Lignin is the second-most abundant biomass type on Earth, accounting for 30% of the organic carbon [1–3]. Lignin is obtained in large amounts (approximately 60 to 70 million tonnes) as a by-product of the paper and pulp industries. As such, it is one of the most significant renewable organic feedstocks but is currently vastly underutilized compared to cellulose [4]. Lignin is one of the few renewable aromatic biopolymers and stands out for its aromatic nature among other biopolymers [5]. Approximately 98% of lignin is currently used as a source of energy and heat [6].
Based on the plant species, tissue type, and specific cell wall layer, lignin is made up of aromatic units that have different structures and ratios of aromatic units.[7] In general, lignin is made up of phydroxyphenyl (H), guaiacyl (G), and syringyl (S) units. The S, G, and H units interlink with each other by different linkers/bonds: β-O-4 (β-ether), α-O-4, β-β (resinol), and β-5 [8]. The β-O-4, β-β, β-5, PhOMe, PhOH, aliphatic methoxy and aliphatic alcohol, aromatic H, and aldehyde type of lignin substructures and linkages are the prevalent structural fragments that are typically analyzed quantitatively. [8, 9] Analytical techniques can determine the types of monolignols and their contents, the distribution of inter-unit linkages, and the functional groups that make up lignin's chemical structure. For advanced applications of lignin, regardless of the depolymerising approach, fundamental knowledge of its structural features and physicochemical properties is essential [10].
Quantitative NMR (qNMR) spectrometry seems to be the most widespread and versatile technique for the quantitative analysis of lignin [11, 12]. It enables determining numerous structural characteristics of lignin by using 1H [13], 13C [14–16], or 31P [17] (after derivatization) as the nuclei, as well as different two-dimensional techniques [6, 18, 19]. We recently developed an interest in determining the possible accuracy attainable through qNMR analysis of lignin, and we conducted a literature survey [2]. The literature analysis revealed several measurement uncertainty sources inherent in the measurement, e.g., repeatability of spectra (especially if the signal-to-noise ratio is low), the accuracy of peak integration (especially in the case of baseline irregularities), an overlap of signals of interest with other signals, etc.,[16] as well as different NMR-specific uncertainty sources, such as deviations in coupling constant, resonance offset effects, effects of 1H T1 relaxation, etc. [18, 19].
Interestingly, however, very little attention was devoted to possible uncertainty arising from sampling or subsampling of lignin. At the same time it is widely recognised that sampling (or subsampling) is among the most important uncertaintybsources in most of chemical analysis [20–22].

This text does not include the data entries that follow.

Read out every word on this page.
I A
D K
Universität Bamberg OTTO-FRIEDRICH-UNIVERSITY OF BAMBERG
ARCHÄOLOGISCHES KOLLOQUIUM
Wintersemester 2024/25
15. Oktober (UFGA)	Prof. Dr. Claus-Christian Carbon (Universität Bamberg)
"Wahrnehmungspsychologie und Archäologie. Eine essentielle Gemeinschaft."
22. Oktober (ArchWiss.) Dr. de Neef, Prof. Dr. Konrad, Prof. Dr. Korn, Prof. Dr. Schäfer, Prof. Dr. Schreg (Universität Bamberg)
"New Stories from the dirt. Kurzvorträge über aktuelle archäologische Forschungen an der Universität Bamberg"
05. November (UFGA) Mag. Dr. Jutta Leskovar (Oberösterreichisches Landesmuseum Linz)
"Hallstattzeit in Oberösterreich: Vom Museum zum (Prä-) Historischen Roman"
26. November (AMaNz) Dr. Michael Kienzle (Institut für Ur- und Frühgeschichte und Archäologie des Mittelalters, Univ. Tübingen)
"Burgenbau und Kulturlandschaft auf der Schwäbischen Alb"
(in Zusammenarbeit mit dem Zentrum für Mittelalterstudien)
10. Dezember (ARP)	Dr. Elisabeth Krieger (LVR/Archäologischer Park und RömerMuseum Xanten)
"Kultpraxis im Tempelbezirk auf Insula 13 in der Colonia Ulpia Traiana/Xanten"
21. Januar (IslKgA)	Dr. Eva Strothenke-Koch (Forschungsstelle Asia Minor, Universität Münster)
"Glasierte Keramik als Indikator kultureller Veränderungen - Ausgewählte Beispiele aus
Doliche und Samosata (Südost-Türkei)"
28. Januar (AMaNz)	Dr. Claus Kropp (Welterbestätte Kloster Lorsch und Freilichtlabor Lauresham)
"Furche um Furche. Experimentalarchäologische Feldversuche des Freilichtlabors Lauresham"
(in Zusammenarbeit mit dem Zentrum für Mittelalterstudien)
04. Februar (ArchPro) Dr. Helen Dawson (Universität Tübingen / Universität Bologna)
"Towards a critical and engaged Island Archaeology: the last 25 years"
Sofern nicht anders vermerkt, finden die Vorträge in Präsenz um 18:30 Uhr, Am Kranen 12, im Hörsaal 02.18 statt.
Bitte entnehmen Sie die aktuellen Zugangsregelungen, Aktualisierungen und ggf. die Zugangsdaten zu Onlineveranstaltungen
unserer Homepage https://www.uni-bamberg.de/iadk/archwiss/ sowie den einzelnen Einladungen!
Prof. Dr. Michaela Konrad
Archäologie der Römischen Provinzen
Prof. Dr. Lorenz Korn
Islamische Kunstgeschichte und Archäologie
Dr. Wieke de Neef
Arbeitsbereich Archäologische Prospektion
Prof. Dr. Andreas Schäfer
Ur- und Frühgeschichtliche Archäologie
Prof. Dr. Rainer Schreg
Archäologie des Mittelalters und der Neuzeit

Although lignin can be reasonably homogeneous, it is still a natural material and a solid, and such materials are always, at least to some extent inhomogeneous. Thus, subsamples taken from the same bulk of lignin can well have somewhat different compositions and, therefore, give different NMR spectra.
Uncertainty from sampling was mentioned only in a couple of reports [16, 23], and only in one of them was some quantitative data presented [23]. This information enabled us to approximately estimate the subsampling and sample preparation variability, which was found to range from RSD 5–8%. At the same time, in most reports, even the most in-depth ones, sampling/subsampling is not mentioned at all. As a result, in many cases, it is not known whether replicate measurements were carried out using the same or different samples/subsamples. In such cases, when an RSD estimate between replicate measurements is given, its meaning remains quite obscure.
Considering this, we decided to investigate what could be the uncertainty due to the inhomogeneity of subsampling in the analysis of commercial lignin and how it compares with the variability of the NMR spectrometric analysis itself.